Herbal Wrap - A treatment in which herbal infused, warmed and moist linens are wrapped snugly around the body, followed by plastic sheets and then blankets in order to promote circulation, stress relief and aid in detoxification. Generally, a head, neck and face massage accompany this treatment, which lasts on average between 30 and 45 minutes.
Reflexology - This technique is based on a system of points on the hands, feet and ears that correspond, or reflex, to other areas of the body. Reflexologists believe applying appropriate pressure to these points stimulates the flow of energy, thus helping to relieve pain or blockages throughout the entire body. A very pleasurable form of bodywork, reflexology also is used to ease stress and promote relaxation.

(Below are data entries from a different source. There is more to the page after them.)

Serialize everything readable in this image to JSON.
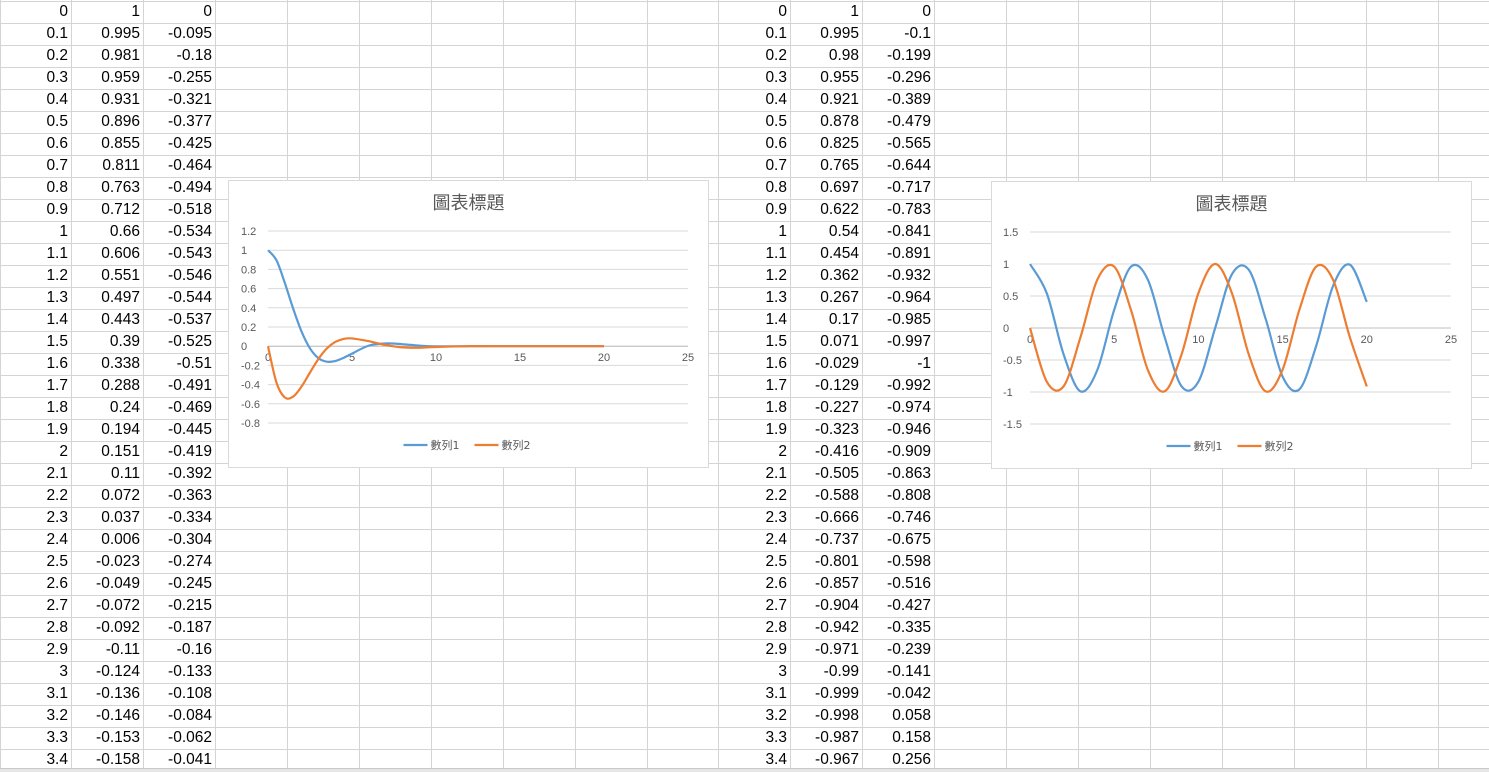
{
  "sheet": {
    "blocks": [
      {
        "rows": [
          [
            "0",
            "1",
            "0"
          ],
          [
            "0.1",
            "0.995",
            "-0.095"
          ],
          [
            "0.2",
            "0.981",
            "-0.18"
          ],
          [
            "0.3",
            "0.959",
            "-0.255"
          ],
          [
            "0.4",
            "0.931",
            "-0.321"
          ],
          [
            "0.5",
            "0.896",
            "-0.377"
          ],
          [
            "0.6",
            "0.855",
            "-0.425"
          ],
          [
            "0.7",
            "0.811",
            "-0.464"
          ],
          [
            "0.8",
            "0.763",
            "-0.494"
          ],
          [
            "0.9",
            "0.712",
            "-0.518"
          ],
          [
            "1",
            "0.66",
            "-0.534"
          ],
          [
            "1.1",
            "0.606",
            "-0.543"
          ],
          [
            "1.2",
            "0.551",
            "-0.546"
          ],
          [
            "1.3",
            "0.497",
            "-0.544"
          ],
          [
            "1.4",
            "0.443",
            "-0.537"
          ],
          [
            "1.5",
            "0.39",
            "-0.525"
          ],
          [
            "1.6",
            "0.338",
            "-0.51"
          ],
          [
            "1.7",
            "0.288",
            "-0.491"
          ],
          [
            "1.8",
            "0.24",
            "-0.469"
          ],
          [
            "1.9",
            "0.194",
            "-0.445"
          ],
          [
            "2",
            "0.151",
            "-0.419"
          ],
          [
            "2.1",
            "0.11",
            "-0.392"
          ],
          [
            "2.2",
            "0.072",
            "-0.363"
          ],
          [
            "2.3",
            "0.037",
            "-0.334"
          ],
          [
            "2.4",
            "0.006",
            "-0.304"
          ],
          [
            "2.5",
            "-0.023",
            "-0.274"
          ],
          [
            "2.6",
            "-0.049",
            "-0.245"
          ],
          [
            "2.7",
            "-0.072",
            "-0.215"
          ],
          [
            "2.8",
            "-0.092",
            "-0.187"
          ],
          [
            "2.9",
            "-0.11",
            "-0.16"
          ],
          [
            "3",
            "-0.124",
            "-0.133"
          ],
          [
            "3.1",
            "-0.136",
            "-0.108"
          ],
          [
            "3.2",
            "-0.146",
            "-0.084"
          ],
          [
            "3.3",
            "-0.153",
            "-0.062"
          ],
          [
            "3.4",
            "-0.158",
            "-0.041"
          ]
        ]
      },
      {
        "rows": [
          [
            "0",
            "1",
            "0"
          ],
          [
            "0.1",
            "0.995",
            "-0.1"
          ],
          [
            "0.2",
            "0.98",
            "-0.199"
          ],
          [
            "0.3",
            "0.955",
            "-0.296"
          ],
          [
            "0.4",
            "0.921",
            "-0.389"
          ],
          [
            "0.5",
            "0.878",
            "-0.479"
          ],
          [
            "0.6",
            "0.825",
            "-0.565"
          ],
          [
            "0.7",
            "0.765",
            "-0.644"
          ],
          [
            "0.8",
            "0.697",
            "-0.717"
          ],
          [
            "0.9",
            "0.622",
            "-0.783"
          ],
          [
            "1",
            "0.54",
            "-0.841"
          ],
          [
            "1.1",
            "0.454",
            "-0.891"
          ],
          [
            "1.2",
            "0.362",
            "-0.932"
          ],
          [
            "1.3",
            "0.267",
            "-0.964"
          ],
          [
            "1.4",
            "0.17",
            "-0.985"
          ],
          [
            "1.5",
            "0.071",
            "-0.997"
          ],
          [
            "1.6",
            "-0.029",
            "-1"
          ],
          [
            "1.7",
            "-0.129",
            "-0.992"
          ],
          [
            "1.8",
            "-0.227",
            "-0.974"
          ],
          [
            "1.9",
            "-0.323",
            "-0.946"
          ],
          [
            "2",
            "-0.416",
            "-0.909"
          ],
          [
            "2.1",
            "-0.505",
            "-0.863"
          ],
          [
            "2.2",
            "-0.588",
            "-0.808"
          ],
          [
            "2.3",
            "-0.666",
            "-0.746"
          ],
          [
            "2.4",
            "-0.737",
            "-0.675"
          ],
          [
            "2.5",
            "-0.801",
            "-0.598"
          ],
          [
            "2.6",
            "-0.857",
            "-0.516"
          ],
          [
            "2.7",
            "-0.904",
            "-0.427"
          ],
          [
            "2.8",
            "-0.942",
            "-0.335"
          ],
          [
            "2.9",
            "-0.971",
            "-0.239"
          ],
          [
            "3",
            "-0.99",
            "-0.141"
          ],
          [
            "3.1",
            "-0.999",
            "-0.042"
          ],
          [
            "3.2",
            "-0.998",
            "0.058"
          ],
          [
            "3.3",
            "-0.987",
            "0.158"
          ],
          [
            "3.4",
            "-0.967",
            "0.256"
          ]
        ]
      }
    ]
  },
  "colors": {
    "series1": "#5b9bd5",
    "series2": "#ed7d31",
    "gridline": "#d9d9d9",
    "axis_text": "#595959",
    "cell_grid": "#d4d4d4"
  },
  "chart_data": [
    {
      "type": "line",
      "title": "圖表標題",
      "xlim": [
        0,
        25
      ],
      "ylim": [
        -0.8,
        1.2
      ],
      "xticks": [
        "0",
        "5",
        "10",
        "15",
        "20",
        "25"
      ],
      "yticks": [
        "1.2",
        "1",
        "0.8",
        "0.6",
        "0.4",
        "0.2",
        "0",
        "-0.2",
        "-0.4",
        "-0.6",
        "-0.8"
      ],
      "grid": true,
      "legend_position": "bottom",
      "series": [
        {
          "name": "數列1",
          "x": [
            0,
            0.5,
            1,
            1.5,
            2,
            2.5,
            3,
            3.5,
            4,
            4.5,
            5,
            6,
            7,
            8,
            9,
            10,
            12,
            14,
            16,
            18,
            20
          ],
          "values": [
            1,
            0.896,
            0.66,
            0.39,
            0.151,
            -0.023,
            -0.124,
            -0.161,
            -0.155,
            -0.121,
            -0.077,
            0.006,
            0.029,
            0.021,
            0.006,
            -0.002,
            0,
            0,
            0,
            0,
            0
          ]
        },
        {
          "name": "數列2",
          "x": [
            0,
            0.5,
            1,
            1.5,
            2,
            2.5,
            3,
            3.5,
            4,
            4.5,
            5,
            6,
            7,
            8,
            9,
            10,
            12,
            14,
            16,
            18,
            20
          ],
          "values": [
            0,
            -0.377,
            -0.534,
            -0.525,
            -0.419,
            -0.274,
            -0.133,
            -0.024,
            0.044,
            0.076,
            0.081,
            0.052,
            0.012,
            -0.012,
            -0.016,
            -0.008,
            0,
            0,
            0,
            0,
            0
          ]
        }
      ]
    },
    {
      "type": "line",
      "title": "圖表標題",
      "xlim": [
        0,
        25
      ],
      "ylim": [
        -1.5,
        1.5
      ],
      "xticks": [
        "0",
        "5",
        "10",
        "15",
        "20",
        "25"
      ],
      "yticks": [
        "1.5",
        "1",
        "0.5",
        "0",
        "-0.5",
        "-1",
        "-1.5"
      ],
      "grid": true,
      "legend_position": "bottom",
      "series": [
        {
          "name": "數列1",
          "x": [
            0,
            1,
            2,
            3,
            4,
            5,
            6,
            7,
            8,
            9,
            10,
            11,
            12,
            13,
            14,
            15,
            16,
            17,
            18,
            19,
            20
          ],
          "values": [
            1,
            0.54,
            -0.416,
            -0.99,
            -0.654,
            0.284,
            0.96,
            0.754,
            -0.146,
            -0.911,
            -0.839,
            0.004,
            0.844,
            0.907,
            0.137,
            -0.76,
            -0.958,
            -0.275,
            0.66,
            0.989,
            0.408
          ]
        },
        {
          "name": "數列2",
          "x": [
            0,
            1,
            2,
            3,
            4,
            5,
            6,
            7,
            8,
            9,
            10,
            11,
            12,
            13,
            14,
            15,
            16,
            17,
            18,
            19,
            20
          ],
          "values": [
            0,
            -0.841,
            -0.909,
            -0.141,
            0.757,
            0.959,
            0.279,
            -0.657,
            -0.989,
            -0.412,
            0.544,
            1,
            0.537,
            -0.42,
            -0.991,
            -0.65,
            0.288,
            0.961,
            0.751,
            -0.15,
            -0.913
          ]
        }
      ]
    }
  ]
}
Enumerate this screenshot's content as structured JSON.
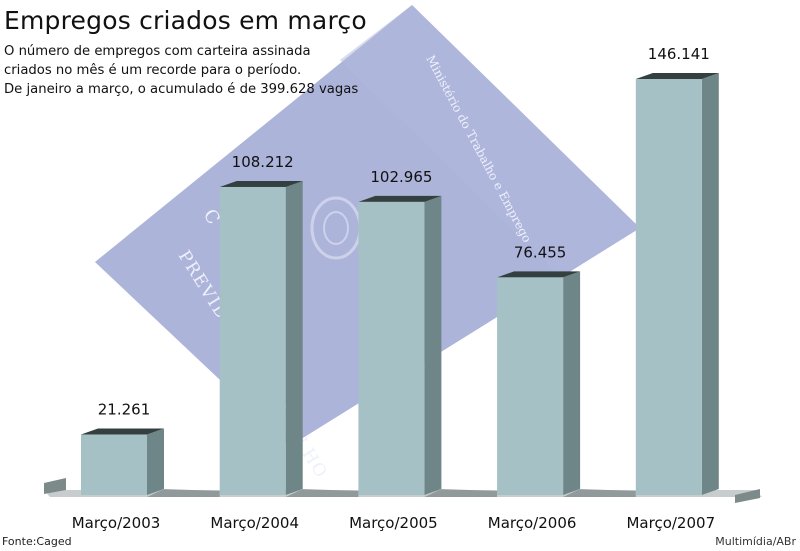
{
  "header": {
    "title": "Empregos criados em março",
    "subtitle_lines": [
      "O número de empregos com carteira assinada",
      "criados no mês é um recorde para o período.",
      "De janeiro a março, o acumulado é de 399.628 vagas"
    ]
  },
  "background_card": {
    "text_top": "Ministério do Trabalho e Emprego",
    "text_main": "PREVIDÊNCIA TRABALHO",
    "letter": "C"
  },
  "chart_data": {
    "type": "bar",
    "title": "Empregos criados em março",
    "categories": [
      "Março/2003",
      "Março/2004",
      "Março/2005",
      "Março/2006",
      "Março/2007"
    ],
    "values": [
      21261,
      108212,
      102965,
      76455,
      146141
    ],
    "value_labels": [
      "21.261",
      "108.212",
      "102.965",
      "76.455",
      "146.141"
    ],
    "ylim": [
      0,
      146141
    ],
    "grid": false,
    "legend": "none"
  },
  "footer": {
    "source": "Fonte:Caged",
    "credit": "Multimídia/ABr"
  },
  "colors": {
    "bar_front": "#a6c1c5",
    "bar_side": "#6f8688",
    "bar_top": "#344040",
    "floor": "#7d8a8a",
    "card": "#a4acd6",
    "card_text": "#eef0fb"
  }
}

Hydrotherapy - This treatment involves the use of water in all its forms (internally and externally) to assist in the healing process. These water therapies can include the use of a whirlpool, the application of ice or heat packs, colonic irrigation, steam baths, body wraps and more. Hydrotherapy commonly is practiced in conjunction with other spa treatments.
Stone Massage - A massage utilizing both hot and cold smooth stones usually harvested from natural rivers, springs or volcanoes. Stones are used with massage oil, often in conjunction with deep-tissue massage to provide relief from tight or sore muscles. The alternate use of hot and cold stones in a single treatment creates a hydrotherapy effect that also helps to revitalize the body and restore energy.
Ayurvedic Massage - This type of massage incorporates the knowledge of ayurvedic medicine and uses warm oils and herbs along the specific energy points to help restore balance to the body. Massage strokes, oils and herbs are selected based on a client's specific needs; hence, each treatment is highly customized. Benefits of ayurvedic massage include vitality, stress reduction and relaxation.